Name - agree with the others about your counsellor.. very peculiar stance to take and I would try someone else. I did some CBT about a year after WN left and whilst at the time it felt a bit Hmm, I obviously absorbed something as I felt immensely better after even though I didn't have a 'breakthrough' or anything. Good luck - one of the best things I did after my marriage breakdown as it just helped me detach.

Congrats to your DD as well Flowers I don't schedule anything at weekends as WN just won't bother. When we were thrashing out a contact schedule, I said any night except Tuesday as that was the only night we had something we did all together. So of course, Tuesday was the night he took... and didn't even take the DC once before saying he'd find something else for them. He hasn't of course. Still makes me so Angry as DS was, and is, a bit small for a lot of things and we could do this altogether.

Green - such excellent advice from you as always.. I wish we knew each other in rl too. Everyone needs someone in their corner. I hope you start to settle - I also hate the calm as I just know it precedes a storm!

Dusters & Lilac - your tales of inappropriate men make me pretty cross. How dare they! Are you supposed to be flattered?? I don't know if I could say anything though - but that's what those WN's are banking on.

I also won't comment on about asking for anything 'above & beyond' from ex's - that's why I posted in the first place. It makes me so so cross that it is never anything ridiculous, it is normally a one off request for something important - and having a life is so important when you're on your own for most of the time. THEY ARE YOUR CHILDREN TOO (sorry for shouting but it makes me mad!)

Ghost - I guess it's the whole Fake it till you Make it thing... pretend it doesn't get to you even if it's eating you up inside. So hard to do but just don't give him the satisfaction. I hope you get it sorted out!

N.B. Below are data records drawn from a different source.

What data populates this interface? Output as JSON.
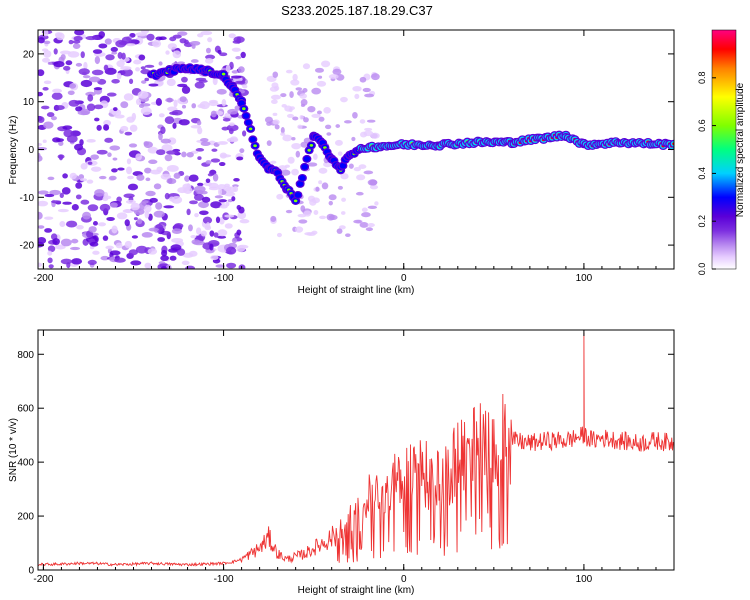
{
  "title": "S233.2025.187.18.29.C37",
  "chart_data": [
    {
      "type": "heatmap",
      "xlabel": "Height of straight line (km)",
      "ylabel": "Frequency (Hz)",
      "xlim": [
        -203,
        150
      ],
      "ylim": [
        -25,
        25
      ],
      "xticks": [
        -200,
        -100,
        0,
        100
      ],
      "yticks": [
        -20,
        -10,
        0,
        10,
        20
      ],
      "colorbar": {
        "label": "Normalized spectral amplitude",
        "range": [
          0,
          1
        ],
        "ticks": [
          "0.0",
          "0.2",
          "0.4",
          "0.6",
          "0.8"
        ],
        "colormap": [
          "#ffffff",
          "#e6ccff",
          "#b98af0",
          "#7d2fe0",
          "#5a00d8",
          "#0000ff",
          "#00d0ff",
          "#00ff80",
          "#80ff00",
          "#ffff00",
          "#ff8000",
          "#ff0000",
          "#ff0080"
        ]
      },
      "ridge": [
        {
          "x": -140,
          "y": 15.5
        },
        {
          "x": -130,
          "y": 16.5
        },
        {
          "x": -120,
          "y": 17
        },
        {
          "x": -110,
          "y": 16.5
        },
        {
          "x": -100,
          "y": 15.5
        },
        {
          "x": -95,
          "y": 13
        },
        {
          "x": -90,
          "y": 10
        },
        {
          "x": -80,
          "y": -2
        },
        {
          "x": -75,
          "y": -4
        },
        {
          "x": -70,
          "y": -5
        },
        {
          "x": -65,
          "y": -8
        },
        {
          "x": -60,
          "y": -11
        },
        {
          "x": -50,
          "y": 3
        },
        {
          "x": -45,
          "y": 1
        },
        {
          "x": -40,
          "y": -2
        },
        {
          "x": -35,
          "y": -4
        },
        {
          "x": -30,
          "y": -1
        },
        {
          "x": -20,
          "y": 0.5
        },
        {
          "x": 0,
          "y": 1
        },
        {
          "x": 20,
          "y": 1
        },
        {
          "x": 40,
          "y": 1.5
        },
        {
          "x": 60,
          "y": 1.5
        },
        {
          "x": 80,
          "y": 2.5
        },
        {
          "x": 90,
          "y": 3
        },
        {
          "x": 100,
          "y": 1
        },
        {
          "x": 120,
          "y": 1.5
        },
        {
          "x": 150,
          "y": 1
        }
      ]
    },
    {
      "type": "line",
      "xlabel": "Height of straight line (km)",
      "ylabel": "SNR (10 * v/v)",
      "xlim": [
        -203,
        150
      ],
      "ylim": [
        0,
        890
      ],
      "xticks": [
        -200,
        -100,
        0,
        100
      ],
      "yticks": [
        0,
        200,
        400,
        600,
        800
      ],
      "color": "#ee3333",
      "series": [
        {
          "x": [
            -203,
            -190,
            -180,
            -170,
            -160,
            -150,
            -140,
            -130,
            -120,
            -110,
            -100,
            -95,
            -90,
            -85,
            -80,
            -75,
            -70,
            -65,
            -60,
            -55,
            -50,
            -45,
            -40,
            -35,
            -30,
            -25,
            -20,
            -15,
            -10,
            -5,
            0,
            5,
            10,
            15,
            20,
            25,
            30,
            35,
            40,
            45,
            50,
            55,
            60,
            70,
            80,
            90,
            95,
            100,
            105,
            110,
            120,
            130,
            140,
            150
          ],
          "values": [
            20,
            22,
            25,
            24,
            20,
            22,
            25,
            22,
            20,
            22,
            25,
            30,
            40,
            60,
            80,
            120,
            60,
            40,
            50,
            60,
            80,
            100,
            120,
            150,
            180,
            200,
            260,
            280,
            300,
            320,
            340,
            380,
            360,
            340,
            320,
            360,
            420,
            440,
            460,
            470,
            480,
            490,
            480,
            470,
            480,
            480,
            490,
            500,
            480,
            490,
            480,
            470,
            480,
            470
          ]
        }
      ],
      "spikes": [
        {
          "x": 100,
          "y": 880
        }
      ]
    }
  ]
}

Had a slightly rubbish night at panto with DC yesterday. DD was terrified of the bad guys so we had to leave after about ten minutes (luckily had a friend who was able to stay in with DS) so my festive family night out ended up being sat in the cold empty bar at the theatre Sad Felt so blue last night - not DD's fault but I so rarely go to the theatre which is a real passion of mine as it costs so much and my one blowout failed miserably. Ah well - always next year...

OhB - hope you're able to have a good night tonight.. I hate that waiting feeling. As said though - it's no doubt on purpose! Arse!